My son’s death spawned a very loud challenge to my faith. A few months ago, as I was wading through shards of anger and doubt, another friend of mine opened up about her own grief journey. Her father had died suddenly when she was in college, and she recalled to me her anger towards God and the violence of her grief. She said somehow, one day, it dawned on her that her grief was selfish. She wasn’t the only one who had lost a father. That her mother had lost a husband, and her siblings had lost a father.
Her sharing threatened to offend me and become one of those unhelpful condolences…. “What now, are you calling my grief selfish? Are you calling me selfish?” ….but by God’s sovereignty, her sharing was well-timed. I had actually just begun to experience a curious new layer to my grief, one where I had begun to weep on behalf of my husband and my daughter. I began to cry for their losses rather than crying mine. (Yes. It took me almost a year to arrive there. So intense was my focus on motherhood.)
My friend’s grief-sharing also resonated because I had been thinking about the integrity of my faith. I had been considering the idea that before tragedy hit me in such a visceral and personal way, I had been okay with the existence of tragedy. I had always known that tragedy existed. I had chosen to believe in a good, just and omniscient God, despite my awareness of the holocaust, genocide, rape, plunder, murder. In the face of the existence of such depravity and injustice, I had clung onto a belief in God’s existence. Now that the deepest evil was happening to me, would I suddenly choose not to believe?

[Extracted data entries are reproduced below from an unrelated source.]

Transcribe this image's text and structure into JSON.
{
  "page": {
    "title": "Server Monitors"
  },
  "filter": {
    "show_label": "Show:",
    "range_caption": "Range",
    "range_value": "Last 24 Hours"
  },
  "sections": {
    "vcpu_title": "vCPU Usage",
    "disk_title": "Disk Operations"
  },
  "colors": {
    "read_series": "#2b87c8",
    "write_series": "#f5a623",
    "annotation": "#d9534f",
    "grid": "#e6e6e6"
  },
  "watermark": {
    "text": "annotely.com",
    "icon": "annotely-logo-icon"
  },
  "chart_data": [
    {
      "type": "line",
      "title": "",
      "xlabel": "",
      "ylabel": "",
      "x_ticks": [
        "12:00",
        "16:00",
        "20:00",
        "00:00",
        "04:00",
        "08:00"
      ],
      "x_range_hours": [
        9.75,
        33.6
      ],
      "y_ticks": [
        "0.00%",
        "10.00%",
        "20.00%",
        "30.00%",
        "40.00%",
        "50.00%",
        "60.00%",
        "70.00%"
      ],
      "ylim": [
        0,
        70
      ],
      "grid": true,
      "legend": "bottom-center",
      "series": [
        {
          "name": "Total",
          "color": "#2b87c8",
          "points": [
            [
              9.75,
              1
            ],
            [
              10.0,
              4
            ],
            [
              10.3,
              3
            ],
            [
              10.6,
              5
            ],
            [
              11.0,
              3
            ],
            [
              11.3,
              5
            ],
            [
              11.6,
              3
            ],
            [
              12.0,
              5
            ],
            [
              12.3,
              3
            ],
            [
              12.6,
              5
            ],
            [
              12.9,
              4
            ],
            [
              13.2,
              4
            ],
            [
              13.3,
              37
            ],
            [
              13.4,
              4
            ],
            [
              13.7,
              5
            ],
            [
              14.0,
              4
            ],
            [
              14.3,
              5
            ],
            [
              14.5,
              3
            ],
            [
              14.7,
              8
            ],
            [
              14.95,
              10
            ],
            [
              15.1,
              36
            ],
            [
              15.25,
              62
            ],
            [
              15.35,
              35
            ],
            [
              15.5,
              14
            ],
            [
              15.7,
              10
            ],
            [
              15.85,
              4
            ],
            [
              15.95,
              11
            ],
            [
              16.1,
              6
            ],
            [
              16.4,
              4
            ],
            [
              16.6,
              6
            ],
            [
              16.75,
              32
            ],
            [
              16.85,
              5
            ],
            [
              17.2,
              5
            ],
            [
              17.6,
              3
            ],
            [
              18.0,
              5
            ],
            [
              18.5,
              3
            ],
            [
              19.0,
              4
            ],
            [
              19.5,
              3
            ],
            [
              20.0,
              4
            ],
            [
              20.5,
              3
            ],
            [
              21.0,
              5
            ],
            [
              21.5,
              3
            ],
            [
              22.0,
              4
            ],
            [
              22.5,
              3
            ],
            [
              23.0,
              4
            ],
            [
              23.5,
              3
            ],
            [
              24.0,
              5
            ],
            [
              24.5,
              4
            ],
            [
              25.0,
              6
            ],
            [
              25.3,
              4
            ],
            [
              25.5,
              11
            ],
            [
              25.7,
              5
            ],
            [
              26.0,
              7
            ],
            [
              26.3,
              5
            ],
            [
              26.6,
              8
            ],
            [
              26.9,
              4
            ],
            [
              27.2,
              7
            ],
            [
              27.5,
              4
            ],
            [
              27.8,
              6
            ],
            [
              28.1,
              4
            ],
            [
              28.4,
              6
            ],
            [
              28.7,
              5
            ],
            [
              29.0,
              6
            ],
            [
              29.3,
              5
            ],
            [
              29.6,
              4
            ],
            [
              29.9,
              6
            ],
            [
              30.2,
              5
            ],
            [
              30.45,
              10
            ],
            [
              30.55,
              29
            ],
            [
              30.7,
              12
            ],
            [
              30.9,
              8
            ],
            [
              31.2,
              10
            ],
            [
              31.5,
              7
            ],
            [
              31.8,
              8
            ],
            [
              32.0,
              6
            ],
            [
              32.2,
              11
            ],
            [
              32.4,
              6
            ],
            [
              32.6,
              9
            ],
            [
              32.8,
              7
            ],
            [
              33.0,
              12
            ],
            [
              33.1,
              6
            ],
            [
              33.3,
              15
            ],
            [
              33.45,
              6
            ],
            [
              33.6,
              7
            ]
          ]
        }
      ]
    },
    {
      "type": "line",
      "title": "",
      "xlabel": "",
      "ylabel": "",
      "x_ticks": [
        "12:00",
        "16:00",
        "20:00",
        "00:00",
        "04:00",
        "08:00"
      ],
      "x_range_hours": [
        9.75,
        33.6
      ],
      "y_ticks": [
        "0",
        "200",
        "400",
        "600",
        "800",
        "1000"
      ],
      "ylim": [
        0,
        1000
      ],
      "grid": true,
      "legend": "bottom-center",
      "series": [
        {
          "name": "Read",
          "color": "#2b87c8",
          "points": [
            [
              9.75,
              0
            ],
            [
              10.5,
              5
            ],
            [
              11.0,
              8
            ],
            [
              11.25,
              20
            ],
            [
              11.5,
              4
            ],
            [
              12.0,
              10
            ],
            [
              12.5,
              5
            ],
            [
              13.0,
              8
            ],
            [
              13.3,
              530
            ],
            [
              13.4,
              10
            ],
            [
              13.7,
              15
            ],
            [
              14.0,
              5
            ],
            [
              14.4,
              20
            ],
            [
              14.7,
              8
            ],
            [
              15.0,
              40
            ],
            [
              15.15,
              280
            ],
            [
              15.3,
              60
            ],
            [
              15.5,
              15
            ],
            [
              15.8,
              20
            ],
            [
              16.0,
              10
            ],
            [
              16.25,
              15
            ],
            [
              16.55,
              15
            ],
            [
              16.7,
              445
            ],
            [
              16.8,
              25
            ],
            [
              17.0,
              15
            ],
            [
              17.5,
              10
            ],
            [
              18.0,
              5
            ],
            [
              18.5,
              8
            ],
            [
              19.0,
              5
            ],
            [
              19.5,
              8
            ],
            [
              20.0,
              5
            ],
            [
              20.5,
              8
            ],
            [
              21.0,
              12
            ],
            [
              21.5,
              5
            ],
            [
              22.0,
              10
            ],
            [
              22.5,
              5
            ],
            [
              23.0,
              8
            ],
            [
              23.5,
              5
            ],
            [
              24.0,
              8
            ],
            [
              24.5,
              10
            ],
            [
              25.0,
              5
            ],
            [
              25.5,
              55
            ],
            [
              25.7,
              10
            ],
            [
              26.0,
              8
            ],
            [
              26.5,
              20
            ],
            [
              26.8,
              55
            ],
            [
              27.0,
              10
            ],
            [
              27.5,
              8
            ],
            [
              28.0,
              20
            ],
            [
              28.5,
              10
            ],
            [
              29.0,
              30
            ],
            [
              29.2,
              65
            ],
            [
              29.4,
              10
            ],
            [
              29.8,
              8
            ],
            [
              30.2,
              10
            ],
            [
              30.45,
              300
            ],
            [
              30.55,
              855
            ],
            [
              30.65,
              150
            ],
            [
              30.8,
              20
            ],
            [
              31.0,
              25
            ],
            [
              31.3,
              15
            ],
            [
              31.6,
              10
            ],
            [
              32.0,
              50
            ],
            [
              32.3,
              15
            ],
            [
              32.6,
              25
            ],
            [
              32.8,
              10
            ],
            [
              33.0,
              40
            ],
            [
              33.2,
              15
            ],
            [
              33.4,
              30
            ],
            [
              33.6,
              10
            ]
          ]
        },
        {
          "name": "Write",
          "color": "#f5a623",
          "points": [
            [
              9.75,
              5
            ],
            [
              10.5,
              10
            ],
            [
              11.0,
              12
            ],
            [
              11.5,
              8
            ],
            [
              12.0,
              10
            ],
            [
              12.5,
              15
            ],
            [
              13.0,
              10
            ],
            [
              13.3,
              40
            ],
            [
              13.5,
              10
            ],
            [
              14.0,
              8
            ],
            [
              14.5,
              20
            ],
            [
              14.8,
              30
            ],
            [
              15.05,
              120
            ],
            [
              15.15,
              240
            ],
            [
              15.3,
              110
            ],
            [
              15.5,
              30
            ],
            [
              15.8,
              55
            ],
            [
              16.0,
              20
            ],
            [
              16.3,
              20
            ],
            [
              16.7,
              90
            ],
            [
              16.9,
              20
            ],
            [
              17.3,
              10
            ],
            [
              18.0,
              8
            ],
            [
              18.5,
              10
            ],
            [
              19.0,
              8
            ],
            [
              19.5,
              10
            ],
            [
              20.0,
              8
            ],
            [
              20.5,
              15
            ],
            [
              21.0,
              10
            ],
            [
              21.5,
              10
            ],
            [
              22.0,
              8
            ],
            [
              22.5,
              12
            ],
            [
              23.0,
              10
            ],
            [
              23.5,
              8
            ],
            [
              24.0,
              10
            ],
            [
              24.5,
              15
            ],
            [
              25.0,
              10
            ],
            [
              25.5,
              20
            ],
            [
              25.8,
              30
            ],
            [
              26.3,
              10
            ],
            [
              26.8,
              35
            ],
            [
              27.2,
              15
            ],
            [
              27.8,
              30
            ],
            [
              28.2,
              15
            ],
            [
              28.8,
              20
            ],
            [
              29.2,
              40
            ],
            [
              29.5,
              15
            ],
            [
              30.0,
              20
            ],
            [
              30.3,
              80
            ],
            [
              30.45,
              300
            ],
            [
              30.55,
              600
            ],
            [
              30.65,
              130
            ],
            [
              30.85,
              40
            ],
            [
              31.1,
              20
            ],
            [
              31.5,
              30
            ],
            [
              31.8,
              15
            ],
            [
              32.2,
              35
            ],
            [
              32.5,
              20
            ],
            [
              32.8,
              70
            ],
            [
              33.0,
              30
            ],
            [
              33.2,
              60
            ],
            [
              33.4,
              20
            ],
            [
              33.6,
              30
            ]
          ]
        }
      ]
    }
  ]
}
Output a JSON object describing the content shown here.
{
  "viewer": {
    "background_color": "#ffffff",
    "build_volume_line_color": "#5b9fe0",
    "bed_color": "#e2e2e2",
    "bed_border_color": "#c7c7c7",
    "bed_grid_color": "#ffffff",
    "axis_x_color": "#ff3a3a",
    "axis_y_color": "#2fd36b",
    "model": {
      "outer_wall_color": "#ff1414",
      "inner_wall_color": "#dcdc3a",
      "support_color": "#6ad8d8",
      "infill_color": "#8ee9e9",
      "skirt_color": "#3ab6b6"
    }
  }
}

Christianity perches on the tension of radical confidence and radical humility. I am more sinful than I ever dared to believe, yet God’s love for me in Christ is far greater than I ever dared to hope. I don’t think I’m providing a pat answer, but a more deeply felt one. I am feeling new contours of a rich faith that can hold all the pain and all the suffering of the world. I have begun to enter into the fellowship of the suffering Christ in a new way and yes, I am incredibly special and also no, I am incredibly not.
What makes me so special? Everything. Nothing. Everything and nothing.
Aside – I just had to post the above photo of naive, beautiful, 32-year old me. Of course my friend thought I led a charmed life. Just look at the glory of that youth! Of course I didn’t know tragedy and loss. I look at that photo now and what wells up is so much disdain for my past self, but also so much compassion for what she has yet to learn and experience. And I realize that 50 and 60 year old me are going to look back at photos of current (40-some) me and say the exact same thing, but hopefully with a bit less of the jealous stepmother vibe and a bit more of the doting grandmother energy?